Bernie Sanders is worse than merely wrong about the rich not paying their fair share of taxes.

It’s we, the much-lauded “Ninety-nine Percenters,” who don’t pay enough!

At least, when we figure taxes paid against direct subsidies/services rendered: taxes minus transfers. And, according to the Congressional Budget Office, only the top quintile of income earners — including the much-abhorred One Percenters — pay appreciably more in taxes than they receive in “benefits.”

In a republic, you would expect the masses to pay taxes, receiving only indirect benefits, like a broadly defined “security” and “the rule of law.”

The calculation of who is and is not a net tax-payer or net tax-consumer has to be difficult. I certainly haven’t vetted the studies carefully. But previous accountings also show that the super-rich pay the bulk of income taxes in America.

How to put the system aright?

Don’t tax us more!

Bernie’s preference, to tax a whole lot more as well as to provide more subsidies and “benefits,” will only make a bigger mess.

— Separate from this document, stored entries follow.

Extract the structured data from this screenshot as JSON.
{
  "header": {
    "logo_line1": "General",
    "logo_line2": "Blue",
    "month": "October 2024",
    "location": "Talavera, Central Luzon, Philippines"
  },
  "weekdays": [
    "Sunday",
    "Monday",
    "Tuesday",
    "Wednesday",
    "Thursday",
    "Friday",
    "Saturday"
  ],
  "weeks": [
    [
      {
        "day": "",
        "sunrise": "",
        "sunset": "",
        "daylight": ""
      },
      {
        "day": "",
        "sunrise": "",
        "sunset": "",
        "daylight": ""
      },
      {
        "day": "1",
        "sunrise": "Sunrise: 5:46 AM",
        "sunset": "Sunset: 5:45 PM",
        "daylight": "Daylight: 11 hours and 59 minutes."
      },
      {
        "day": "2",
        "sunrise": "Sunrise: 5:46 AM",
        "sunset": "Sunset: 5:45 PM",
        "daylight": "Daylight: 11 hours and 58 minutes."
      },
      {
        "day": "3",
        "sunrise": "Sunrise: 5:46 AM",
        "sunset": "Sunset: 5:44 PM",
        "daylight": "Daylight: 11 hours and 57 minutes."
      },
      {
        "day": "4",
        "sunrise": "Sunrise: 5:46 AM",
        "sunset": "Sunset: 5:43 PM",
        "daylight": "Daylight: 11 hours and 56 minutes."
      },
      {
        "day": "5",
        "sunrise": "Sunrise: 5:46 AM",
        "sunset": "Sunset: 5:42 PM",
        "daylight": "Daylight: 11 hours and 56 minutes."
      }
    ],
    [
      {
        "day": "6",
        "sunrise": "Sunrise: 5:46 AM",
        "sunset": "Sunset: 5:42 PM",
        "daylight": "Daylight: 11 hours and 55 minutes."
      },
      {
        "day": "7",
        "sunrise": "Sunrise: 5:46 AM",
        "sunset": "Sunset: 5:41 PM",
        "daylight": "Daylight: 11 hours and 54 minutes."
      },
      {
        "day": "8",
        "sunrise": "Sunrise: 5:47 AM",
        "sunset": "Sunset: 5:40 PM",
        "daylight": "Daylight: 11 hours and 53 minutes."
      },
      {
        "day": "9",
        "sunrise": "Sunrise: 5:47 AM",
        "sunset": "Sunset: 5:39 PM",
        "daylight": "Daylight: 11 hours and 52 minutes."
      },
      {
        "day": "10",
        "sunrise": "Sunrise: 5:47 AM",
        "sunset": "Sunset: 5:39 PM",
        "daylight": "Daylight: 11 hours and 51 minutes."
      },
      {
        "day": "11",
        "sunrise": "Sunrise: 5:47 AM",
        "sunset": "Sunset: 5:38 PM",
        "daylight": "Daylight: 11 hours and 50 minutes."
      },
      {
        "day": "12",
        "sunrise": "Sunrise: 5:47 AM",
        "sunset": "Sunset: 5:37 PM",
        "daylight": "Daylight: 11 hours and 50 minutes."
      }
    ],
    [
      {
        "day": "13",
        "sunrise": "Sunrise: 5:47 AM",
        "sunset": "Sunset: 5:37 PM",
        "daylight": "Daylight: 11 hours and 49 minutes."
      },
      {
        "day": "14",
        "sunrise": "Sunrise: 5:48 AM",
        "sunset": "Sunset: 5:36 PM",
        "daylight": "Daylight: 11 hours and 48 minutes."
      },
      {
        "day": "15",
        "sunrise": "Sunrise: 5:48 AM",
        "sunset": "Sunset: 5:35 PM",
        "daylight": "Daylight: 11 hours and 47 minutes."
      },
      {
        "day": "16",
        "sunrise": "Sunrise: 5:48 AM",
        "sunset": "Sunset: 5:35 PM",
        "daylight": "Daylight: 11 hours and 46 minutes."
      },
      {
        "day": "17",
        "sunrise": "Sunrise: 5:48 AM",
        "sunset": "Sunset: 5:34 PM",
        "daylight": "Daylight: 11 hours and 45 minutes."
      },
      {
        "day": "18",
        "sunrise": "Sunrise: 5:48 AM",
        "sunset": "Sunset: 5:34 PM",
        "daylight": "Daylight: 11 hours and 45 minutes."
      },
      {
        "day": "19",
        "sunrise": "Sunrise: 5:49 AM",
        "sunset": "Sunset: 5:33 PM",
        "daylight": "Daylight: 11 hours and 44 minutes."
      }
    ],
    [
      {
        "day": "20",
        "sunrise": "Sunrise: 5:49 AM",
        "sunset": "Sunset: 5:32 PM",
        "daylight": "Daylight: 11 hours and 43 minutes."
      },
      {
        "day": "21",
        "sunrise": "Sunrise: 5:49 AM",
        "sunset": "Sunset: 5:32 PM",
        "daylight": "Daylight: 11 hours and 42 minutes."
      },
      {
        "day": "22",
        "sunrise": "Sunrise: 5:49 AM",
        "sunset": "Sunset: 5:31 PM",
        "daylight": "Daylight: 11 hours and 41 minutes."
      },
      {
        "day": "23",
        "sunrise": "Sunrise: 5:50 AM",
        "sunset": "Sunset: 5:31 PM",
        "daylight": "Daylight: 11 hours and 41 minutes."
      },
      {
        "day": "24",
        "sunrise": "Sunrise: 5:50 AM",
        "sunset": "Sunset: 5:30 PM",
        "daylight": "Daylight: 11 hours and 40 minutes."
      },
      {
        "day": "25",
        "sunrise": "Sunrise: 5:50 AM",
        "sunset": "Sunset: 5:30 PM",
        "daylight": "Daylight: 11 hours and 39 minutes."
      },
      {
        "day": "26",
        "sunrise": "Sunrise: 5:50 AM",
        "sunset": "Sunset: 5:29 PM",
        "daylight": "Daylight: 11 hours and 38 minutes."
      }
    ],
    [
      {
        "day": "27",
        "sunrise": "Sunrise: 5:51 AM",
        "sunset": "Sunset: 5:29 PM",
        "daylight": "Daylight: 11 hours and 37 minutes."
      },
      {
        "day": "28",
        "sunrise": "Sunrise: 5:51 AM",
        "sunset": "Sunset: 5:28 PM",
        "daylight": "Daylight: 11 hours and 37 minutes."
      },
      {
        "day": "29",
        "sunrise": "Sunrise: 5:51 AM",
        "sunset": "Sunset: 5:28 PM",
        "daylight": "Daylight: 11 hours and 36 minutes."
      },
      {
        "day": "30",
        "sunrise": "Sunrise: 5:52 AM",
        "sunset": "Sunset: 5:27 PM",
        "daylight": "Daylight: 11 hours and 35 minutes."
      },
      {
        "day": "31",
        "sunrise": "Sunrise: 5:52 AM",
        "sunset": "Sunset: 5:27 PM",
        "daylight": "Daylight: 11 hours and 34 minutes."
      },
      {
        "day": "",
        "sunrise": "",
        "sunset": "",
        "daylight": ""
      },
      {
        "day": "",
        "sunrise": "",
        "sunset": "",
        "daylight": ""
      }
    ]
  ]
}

Unfortunately, doing the right thing (cutting back on the giveaways at all levels) is politically . . . tricky.

But there’s something missing in all this: the indirect hazards of the “benefits” . . . the opportunity costs involved when we get hooked on hand-outs. The most trapped people in America are those who pay the least and take the most. The dollar-value of their received transfer payments measure neither their dependency nor their consequent lack of upward mobility.

How could we figure real harms and helps embedded in the current system, when some “benefits” are, in fact, detriments?

This is Common Sense. I’m Paul Jacob.